Was sind die grössten Herausforderungen für Unternehmen bei der CO2-Reduktion?
Ich glaube, Unternehmen stellen sich grossen Herausforderungen, wenn sie damit beginnen, ihren Fussabdruck zu reduzieren. Es beginnt schon mal damit, dass es am Anfang schwierig ist, das richtige Datenmaterial zusammenzutragen, um überhaupt eine qualitativ vertretbare Null-Messung durchführen zu können.
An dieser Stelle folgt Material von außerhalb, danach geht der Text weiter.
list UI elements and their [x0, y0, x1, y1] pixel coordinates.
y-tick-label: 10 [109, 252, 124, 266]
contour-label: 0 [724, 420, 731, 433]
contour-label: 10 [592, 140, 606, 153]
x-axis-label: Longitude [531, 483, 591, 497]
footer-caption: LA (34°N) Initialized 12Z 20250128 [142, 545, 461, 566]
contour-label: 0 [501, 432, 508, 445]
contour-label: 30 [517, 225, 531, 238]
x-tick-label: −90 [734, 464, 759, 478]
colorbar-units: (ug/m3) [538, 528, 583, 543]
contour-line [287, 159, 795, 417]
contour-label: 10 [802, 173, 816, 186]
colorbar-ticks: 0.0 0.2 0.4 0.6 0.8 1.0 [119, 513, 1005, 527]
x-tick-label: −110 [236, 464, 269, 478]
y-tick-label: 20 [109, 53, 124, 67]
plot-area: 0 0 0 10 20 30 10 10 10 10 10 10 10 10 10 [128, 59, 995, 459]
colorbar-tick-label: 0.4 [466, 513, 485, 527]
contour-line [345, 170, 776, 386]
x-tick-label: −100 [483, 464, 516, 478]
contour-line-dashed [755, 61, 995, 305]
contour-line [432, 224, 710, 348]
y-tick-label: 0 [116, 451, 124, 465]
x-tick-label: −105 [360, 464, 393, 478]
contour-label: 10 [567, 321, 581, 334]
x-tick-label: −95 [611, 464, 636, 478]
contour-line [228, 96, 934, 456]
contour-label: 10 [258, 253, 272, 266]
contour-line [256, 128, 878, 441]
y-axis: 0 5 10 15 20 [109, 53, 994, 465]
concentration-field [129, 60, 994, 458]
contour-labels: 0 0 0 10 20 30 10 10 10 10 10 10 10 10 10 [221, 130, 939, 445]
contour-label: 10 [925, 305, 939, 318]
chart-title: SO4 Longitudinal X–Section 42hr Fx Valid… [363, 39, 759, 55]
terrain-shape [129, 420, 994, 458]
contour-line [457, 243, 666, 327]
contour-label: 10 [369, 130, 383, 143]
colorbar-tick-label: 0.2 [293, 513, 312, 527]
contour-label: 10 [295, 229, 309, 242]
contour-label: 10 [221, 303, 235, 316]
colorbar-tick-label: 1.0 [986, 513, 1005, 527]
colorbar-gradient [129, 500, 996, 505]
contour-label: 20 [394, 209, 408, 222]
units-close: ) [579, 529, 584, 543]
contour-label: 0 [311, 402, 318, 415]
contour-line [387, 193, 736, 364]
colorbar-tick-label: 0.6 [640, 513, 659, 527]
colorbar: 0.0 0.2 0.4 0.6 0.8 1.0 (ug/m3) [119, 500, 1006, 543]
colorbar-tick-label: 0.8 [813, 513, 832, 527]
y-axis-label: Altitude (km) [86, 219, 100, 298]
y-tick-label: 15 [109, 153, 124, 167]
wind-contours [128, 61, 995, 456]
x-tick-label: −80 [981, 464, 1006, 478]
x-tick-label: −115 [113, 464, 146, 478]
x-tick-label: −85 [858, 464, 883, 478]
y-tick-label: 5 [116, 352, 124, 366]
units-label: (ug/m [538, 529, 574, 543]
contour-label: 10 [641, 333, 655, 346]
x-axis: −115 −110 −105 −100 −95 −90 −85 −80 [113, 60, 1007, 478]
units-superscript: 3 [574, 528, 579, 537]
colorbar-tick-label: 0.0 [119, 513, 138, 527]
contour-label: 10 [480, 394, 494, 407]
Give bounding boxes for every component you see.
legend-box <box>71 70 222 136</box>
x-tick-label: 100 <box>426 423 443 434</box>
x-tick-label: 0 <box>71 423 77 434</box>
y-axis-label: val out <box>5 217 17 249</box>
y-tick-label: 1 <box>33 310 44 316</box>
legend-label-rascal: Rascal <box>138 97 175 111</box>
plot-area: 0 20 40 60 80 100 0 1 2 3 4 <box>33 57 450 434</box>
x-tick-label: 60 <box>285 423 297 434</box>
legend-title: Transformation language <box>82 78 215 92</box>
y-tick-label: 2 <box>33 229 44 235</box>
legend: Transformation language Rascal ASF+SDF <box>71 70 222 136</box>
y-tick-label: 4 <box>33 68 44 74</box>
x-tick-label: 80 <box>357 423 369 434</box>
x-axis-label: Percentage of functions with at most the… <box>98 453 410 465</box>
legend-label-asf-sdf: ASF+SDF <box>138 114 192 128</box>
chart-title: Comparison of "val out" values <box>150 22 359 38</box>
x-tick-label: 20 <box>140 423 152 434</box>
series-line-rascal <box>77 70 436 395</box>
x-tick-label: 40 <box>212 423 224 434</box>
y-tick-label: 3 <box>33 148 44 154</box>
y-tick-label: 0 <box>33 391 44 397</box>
Dann ist die Umsetzung der geplanten Massnahmen in der Regel oft herausfordernd, da Unternehmen unter anderem von politischen Entscheiden – Stichwort Energieversorgung – abhängig sind. Gerade für KMUs kann sich das als sehr herausfordernd erweisen.
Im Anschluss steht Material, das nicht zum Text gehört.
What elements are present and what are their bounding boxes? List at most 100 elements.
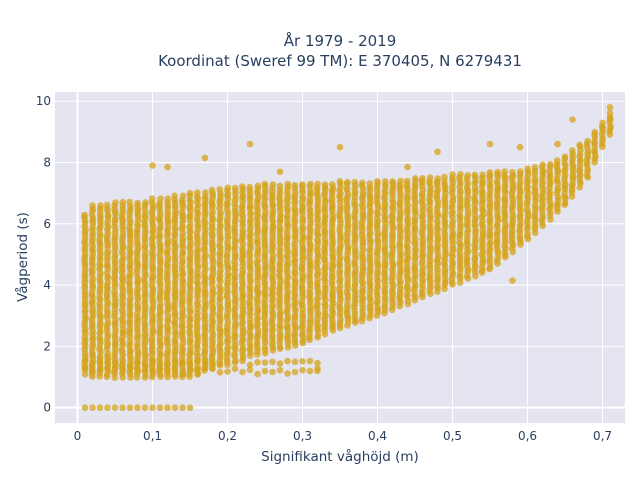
data-point [284, 180, 292, 188]
data-point [186, 366, 194, 374]
data-point [246, 366, 254, 374]
data-point [291, 358, 299, 366]
data-point [397, 177, 404, 185]
data-point [276, 168, 284, 175]
data-point [208, 186, 216, 194]
y-axis-ticks: 0 2 4 6 8 10 [36, 94, 51, 414]
data-point [149, 367, 156, 374]
data-point [412, 175, 419, 182]
data-point [509, 277, 516, 284]
data-point [479, 171, 486, 178]
data-point [336, 178, 344, 185]
data-point [156, 362, 164, 369]
data-point [171, 365, 179, 373]
data-point [606, 104, 614, 111]
data-point [336, 267, 344, 274]
data-point [553, 157, 561, 164]
data-point [261, 180, 269, 188]
data-point [112, 199, 119, 206]
data-point [89, 202, 96, 209]
data-point [261, 367, 269, 375]
data-point [314, 359, 321, 367]
data-point [112, 215, 119, 222]
data-point [201, 154, 209, 162]
data-point [276, 360, 284, 367]
data-point [134, 365, 141, 372]
data-point [591, 128, 599, 136]
data-point [89, 404, 96, 412]
data-point [254, 182, 262, 190]
data-point [374, 178, 381, 185]
data-point [89, 368, 96, 376]
data-point [321, 181, 329, 188]
data-point [404, 163, 411, 171]
data-point [164, 404, 171, 412]
data-point [501, 168, 509, 175]
data-point [157, 195, 164, 202]
data-point [509, 168, 516, 176]
y-tick-label: 10 [36, 94, 51, 108]
data-point [148, 195, 156, 202]
data-point [254, 370, 261, 378]
data-point [382, 178, 389, 185]
data-point [494, 168, 501, 176]
data-point [351, 178, 359, 186]
data-point [547, 161, 554, 168]
y-tick-label: 0 [43, 401, 51, 415]
data-point [179, 370, 186, 378]
data-point [96, 404, 104, 412]
data-point [239, 357, 246, 365]
data-point [441, 173, 448, 181]
data-point [81, 211, 88, 219]
data-point [239, 368, 246, 376]
x-axis-ticks: 0 0,1 0,2 0,3 0,4 0,5 0,6 0,7 [74, 429, 612, 443]
data-point [164, 195, 172, 202]
data-point [246, 140, 254, 148]
data-points [81, 104, 614, 412]
data-point [164, 163, 171, 171]
data-point [606, 109, 614, 117]
data-point [149, 357, 156, 365]
data-point [306, 357, 314, 365]
data-point [89, 360, 96, 367]
data-point [531, 164, 539, 171]
data-point [216, 362, 224, 369]
data-point [96, 366, 104, 374]
data-point [134, 404, 141, 412]
data-point [389, 178, 396, 185]
data-point [299, 358, 306, 365]
data-point [486, 169, 494, 176]
data-point [366, 180, 374, 187]
data-point [201, 359, 209, 367]
data-point [299, 366, 306, 374]
data-point [486, 140, 494, 148]
data-point [164, 367, 171, 374]
data-point [81, 357, 89, 365]
data-point [134, 359, 141, 366]
data-point [186, 404, 194, 412]
data-point [81, 364, 89, 372]
data-point [314, 180, 321, 188]
x-tick-label: 0,1 [143, 429, 162, 443]
data-point [284, 370, 291, 377]
data-point [276, 366, 284, 374]
data-point [569, 116, 576, 123]
x-tick-label: 0,3 [293, 429, 312, 443]
data-point [524, 165, 531, 172]
data-point [126, 198, 133, 206]
data-point [231, 359, 239, 366]
data-point [449, 171, 456, 178]
data-point [291, 368, 299, 376]
data-point [186, 189, 194, 197]
data-point [216, 369, 224, 376]
data-point [126, 404, 134, 412]
x-axis-title: Signifikant våghöjd (m) [261, 448, 419, 465]
data-point [344, 178, 351, 186]
chart-title-line-2: Koordinat (Sweref 99 TM): E 370405, N 62… [158, 52, 522, 70]
data-point [569, 147, 576, 154]
x-tick-label: 0 [74, 429, 82, 443]
data-point [246, 183, 253, 191]
data-point [254, 359, 261, 366]
data-point [554, 140, 561, 148]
Warum ist Nachhaltigkeit in der Logistik per se wichtig?
Ganz einfach, weil Logistik keine Branche, sondern ein Sektor aller Branchen ist. Das heisst, sobald etwas - in der Regel Waren - bewegt wird, steht ein logistischer Prozess dahinter. Die Logistik macht entsprechend einen grossen Teil der Wirtschaft aus, und mit ihr kann somit eine grosse Hebelwirkung erzeugt werden.
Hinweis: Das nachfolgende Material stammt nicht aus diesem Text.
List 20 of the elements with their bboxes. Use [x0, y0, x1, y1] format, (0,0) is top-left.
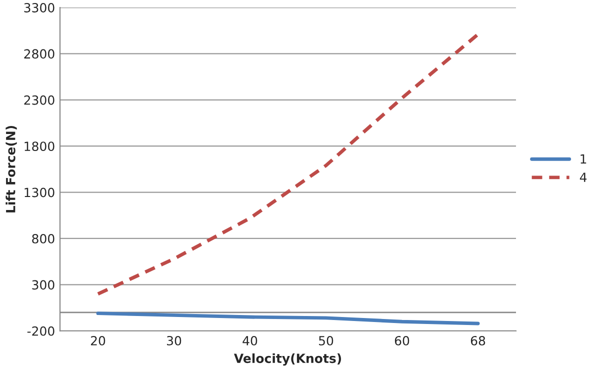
y-tick-label: 1800	[24, 142, 54, 152]
line-series	[96, 312, 480, 326]
x-tick-label: 68	[470, 336, 486, 346]
y-tick-label: 2300	[24, 95, 54, 105]
legend-label: 4	[580, 172, 587, 182]
legend-label: 1	[580, 154, 586, 164]
y-tick-label: 800	[32, 234, 54, 244]
line-series	[96, 32, 480, 296]
x-tick-label: 50	[319, 336, 334, 346]
y-tick-label: 1300	[24, 188, 54, 198]
x-tick-label: 40	[242, 336, 258, 346]
x-tick-label: 30	[167, 336, 182, 346]
x-tick-label: 20	[90, 336, 106, 346]
x-tick-label: 60	[394, 336, 410, 346]
y-axis-title: Lift Force(N)	[6, 126, 17, 212]
y-tick-label: 3300	[24, 2, 54, 12]
y-tick-label: 300	[32, 280, 54, 290]
y-tick-label: 2800	[24, 49, 54, 59]
y-tick-label: -200	[27, 326, 54, 336]
x-axis-title: Velocity(Knots)	[234, 353, 342, 366]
Wie steht es um die Zukunft von «Lean & Green»?
Aktuell erhalten wir sehr viele Anfragen von Unternehmen, die bei «Lean & Green» teilnehmen möchten. Deshalb gehe ich davon aus, dass die Teilnehmerzahlen in den kommenden Jahren rasant wachsen werden und für eine grössere Diversität in der Community sorgen wird. Dies wird wiederum neue Lösungsansätze mit sich bringen und die Gemeinschaft stärken. Mit der internationalen Organisation in den Niederlanden finden aktuell Diskussionen statt, wie sich die Initiative weiterent­wickeln könnte. Ich bin zuversichtlich, dass wir mit vielen Schweizer Unternehmen gemeinsam die Netto-Null Ziele sogar noch vor 2050 erreichen werden.

Was ist nach 2050?
Sie meinen, ich soll einen Blick in die Glaskugel wagen? Na gut, ich gebe mein Bestes: Aus heutiger Sicht, wird die Reise auch nach 2050 weitergehen. Aller Wahrscheinlichkeit nach sind wir in der Schweiz bis dann grösstenteils in der Logistik CO2-neutral, jedoch werden weitere Nachhaltigkeitsziele folgen. Das Treibhausgas ist leider nur ein Problem von vielen, und «Lean & Green» könnte sich dementsprechend gemäss den weiteren Themenschwerpunkten, die uns in Zukunft beschäftigen werden, weiterentwickeln.